Because Vesolowski has the right to pursue the common-law remedies afforded her in state court, the word “cease” in § 30511(c) cannot be limited to the idea of termination; it must also include forbearance or suspension. The Fourth Circuit so found when addressing this issue. See Pickle, 174 F.3d at 449 n. 2. Moreover, interpreting “cease” to permit the continuance of a suit under stay respects the Supreme Court’s warning in Lake Tankers Corp. v. Henn, 354 U.S. 147, 77 S.Ct. 1269, 1 L.Ed.2d 1246 (1957), that interpreting the Limitation Act in a way that prevents claimants from proceeding in their state cases “would transform the Act from a protective instrument to an offensive weapon by which the shipowner could deprive suitors of their common-law rights....” 354 U.S. at 152, 77 S.Ct. 1269. Interpreting the Limitation Act to require the dismissal of pre-existing state suits— when combined with statutes of limitations and the time required to resolve federal complaints — would allow any shipowner to deprive a suitor of her common-law rights by filing a meritless Limitation Act complaint. Such an interpretation is flatly inconsistent with the “savings to suitors” clause, and for that reason we reject it. We hold that a suitor can maintain her preexisting state claim so long as she stays the suit during the pendency of the Limitation Act proceedings.

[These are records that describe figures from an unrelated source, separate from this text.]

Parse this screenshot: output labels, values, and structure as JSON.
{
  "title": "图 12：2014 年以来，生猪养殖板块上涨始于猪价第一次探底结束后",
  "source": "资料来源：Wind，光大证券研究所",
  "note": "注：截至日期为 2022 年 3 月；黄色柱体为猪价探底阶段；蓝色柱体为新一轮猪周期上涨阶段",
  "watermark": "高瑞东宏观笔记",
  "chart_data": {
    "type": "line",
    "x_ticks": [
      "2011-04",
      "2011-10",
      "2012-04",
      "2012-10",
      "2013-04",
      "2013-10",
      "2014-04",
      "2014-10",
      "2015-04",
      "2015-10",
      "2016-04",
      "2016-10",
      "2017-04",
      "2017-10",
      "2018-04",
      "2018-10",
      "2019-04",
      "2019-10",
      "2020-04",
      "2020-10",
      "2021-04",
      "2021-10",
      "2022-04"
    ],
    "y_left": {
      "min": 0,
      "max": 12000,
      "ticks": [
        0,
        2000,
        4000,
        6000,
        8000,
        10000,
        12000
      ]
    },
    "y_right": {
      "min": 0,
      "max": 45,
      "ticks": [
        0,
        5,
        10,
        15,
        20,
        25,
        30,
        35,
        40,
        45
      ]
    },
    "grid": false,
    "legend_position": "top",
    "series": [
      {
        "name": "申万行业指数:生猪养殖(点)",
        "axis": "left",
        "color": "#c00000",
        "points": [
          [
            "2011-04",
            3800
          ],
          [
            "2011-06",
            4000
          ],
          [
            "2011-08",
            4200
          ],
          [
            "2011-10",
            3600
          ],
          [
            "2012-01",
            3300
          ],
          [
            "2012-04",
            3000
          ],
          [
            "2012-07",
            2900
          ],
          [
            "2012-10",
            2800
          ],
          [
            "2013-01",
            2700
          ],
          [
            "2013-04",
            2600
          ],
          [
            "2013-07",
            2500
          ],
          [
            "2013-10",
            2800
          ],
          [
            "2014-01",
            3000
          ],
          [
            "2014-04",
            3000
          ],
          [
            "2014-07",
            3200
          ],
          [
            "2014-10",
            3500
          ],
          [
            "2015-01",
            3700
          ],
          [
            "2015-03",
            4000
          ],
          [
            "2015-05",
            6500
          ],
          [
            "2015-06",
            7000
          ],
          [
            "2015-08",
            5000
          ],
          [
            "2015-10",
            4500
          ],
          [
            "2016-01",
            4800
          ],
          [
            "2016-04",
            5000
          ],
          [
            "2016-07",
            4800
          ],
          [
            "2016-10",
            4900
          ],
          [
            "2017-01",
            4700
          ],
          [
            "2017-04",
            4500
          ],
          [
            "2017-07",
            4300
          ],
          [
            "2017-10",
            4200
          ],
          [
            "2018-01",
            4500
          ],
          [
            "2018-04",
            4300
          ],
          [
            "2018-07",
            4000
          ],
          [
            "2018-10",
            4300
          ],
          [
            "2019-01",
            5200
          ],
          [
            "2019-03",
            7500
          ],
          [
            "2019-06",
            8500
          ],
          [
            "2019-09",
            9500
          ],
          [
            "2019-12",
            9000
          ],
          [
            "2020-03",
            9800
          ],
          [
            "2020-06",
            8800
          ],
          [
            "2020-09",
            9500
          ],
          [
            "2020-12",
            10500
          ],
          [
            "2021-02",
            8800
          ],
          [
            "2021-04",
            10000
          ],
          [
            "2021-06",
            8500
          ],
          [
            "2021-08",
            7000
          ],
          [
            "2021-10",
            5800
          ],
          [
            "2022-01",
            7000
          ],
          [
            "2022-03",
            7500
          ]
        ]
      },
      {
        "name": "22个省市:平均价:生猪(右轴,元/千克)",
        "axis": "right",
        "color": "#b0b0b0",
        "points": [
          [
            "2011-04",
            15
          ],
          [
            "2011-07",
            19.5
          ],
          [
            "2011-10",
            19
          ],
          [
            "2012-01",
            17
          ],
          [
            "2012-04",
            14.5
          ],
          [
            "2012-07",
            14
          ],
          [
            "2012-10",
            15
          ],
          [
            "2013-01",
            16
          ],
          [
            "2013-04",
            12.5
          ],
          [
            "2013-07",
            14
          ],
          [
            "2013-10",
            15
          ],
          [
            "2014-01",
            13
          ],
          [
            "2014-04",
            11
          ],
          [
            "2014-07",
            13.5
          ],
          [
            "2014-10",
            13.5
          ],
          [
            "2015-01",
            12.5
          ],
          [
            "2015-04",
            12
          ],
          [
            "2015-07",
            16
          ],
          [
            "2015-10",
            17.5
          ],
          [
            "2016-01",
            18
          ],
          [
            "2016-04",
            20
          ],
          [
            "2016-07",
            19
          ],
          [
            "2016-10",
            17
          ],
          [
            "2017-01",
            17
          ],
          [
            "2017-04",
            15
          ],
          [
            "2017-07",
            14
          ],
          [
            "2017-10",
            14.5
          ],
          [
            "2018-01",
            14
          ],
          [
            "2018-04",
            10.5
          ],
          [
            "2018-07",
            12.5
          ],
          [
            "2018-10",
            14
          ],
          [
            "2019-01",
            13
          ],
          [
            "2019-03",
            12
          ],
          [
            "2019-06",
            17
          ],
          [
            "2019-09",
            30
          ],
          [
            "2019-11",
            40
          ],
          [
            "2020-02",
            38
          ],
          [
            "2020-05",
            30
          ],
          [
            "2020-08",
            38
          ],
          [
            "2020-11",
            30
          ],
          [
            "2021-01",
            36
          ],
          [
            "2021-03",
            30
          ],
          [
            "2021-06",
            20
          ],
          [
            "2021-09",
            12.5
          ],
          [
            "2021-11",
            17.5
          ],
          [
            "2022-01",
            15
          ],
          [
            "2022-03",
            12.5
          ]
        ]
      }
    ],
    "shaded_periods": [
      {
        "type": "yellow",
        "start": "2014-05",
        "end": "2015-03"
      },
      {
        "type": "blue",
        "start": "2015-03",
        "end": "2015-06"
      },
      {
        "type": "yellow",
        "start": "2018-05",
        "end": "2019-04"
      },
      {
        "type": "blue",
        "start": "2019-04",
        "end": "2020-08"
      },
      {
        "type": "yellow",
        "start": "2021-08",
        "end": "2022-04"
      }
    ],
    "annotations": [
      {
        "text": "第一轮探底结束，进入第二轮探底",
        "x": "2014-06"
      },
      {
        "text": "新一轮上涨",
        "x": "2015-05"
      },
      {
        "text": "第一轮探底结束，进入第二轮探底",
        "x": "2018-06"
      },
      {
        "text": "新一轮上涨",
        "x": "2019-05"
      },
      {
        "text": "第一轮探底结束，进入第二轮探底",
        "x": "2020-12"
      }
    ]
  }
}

As neither the January 24 injunction nor the law requires Vesolowski to dismiss her state suit, the only remaining point that we need to address is whether the district court abused its discretion, on the assumption that it ordered Vesolowski to dismiss her state suit as a sanction. In our opinion, it did. First, we do not view the minor steps that Vesolowski took in the state court as “prosecuting” the action. The suit remained stayed at all times; Artco was never required to respond to the amended complaints; the addition of new defendants in December 2007 did not affect Artco; and the addition of rule numbers and two additional theories of breach did not alter the underlying claim of negligence. Moreover, even if we assume that Vesolowski’s actions did amount to “prosecution,” ordering Vesolowski to dismiss her state-court action as a sanction would be an abuse of discretion. A civil contempt order is designed “to compel obedience to a court order or to compensate the contemnor’s adversary for the injuries which result from the noncompliance.” De Manez v. Bridgestone Firestone N. Am. Tire, LLC, 533 F.3d 578, 590 (7th Cir.2008) (internal quotation marks omitted). On these facts, there is no reason to believe that such a drastic sanction was necessary to achieve those goals. In addition, even if Vesolowski crossed the line by filing the Second Amended Complaint, she took that action in October, and Artco neither objected at the time nor bothered to mention this in support of its motion for sanctions. The district court never discussed these issues and never explicitly found that Vesolowski prosecuted her suit. Given these circumstances, we are loath to assume, as Artco urges, that the district court ordered Vesolowski to dismiss her complaint as a sanction for prosecuting the suit.

We Reverse the order of contempt and sanctions against Vesolowski and Remand for further proceedings consistent with this opinion.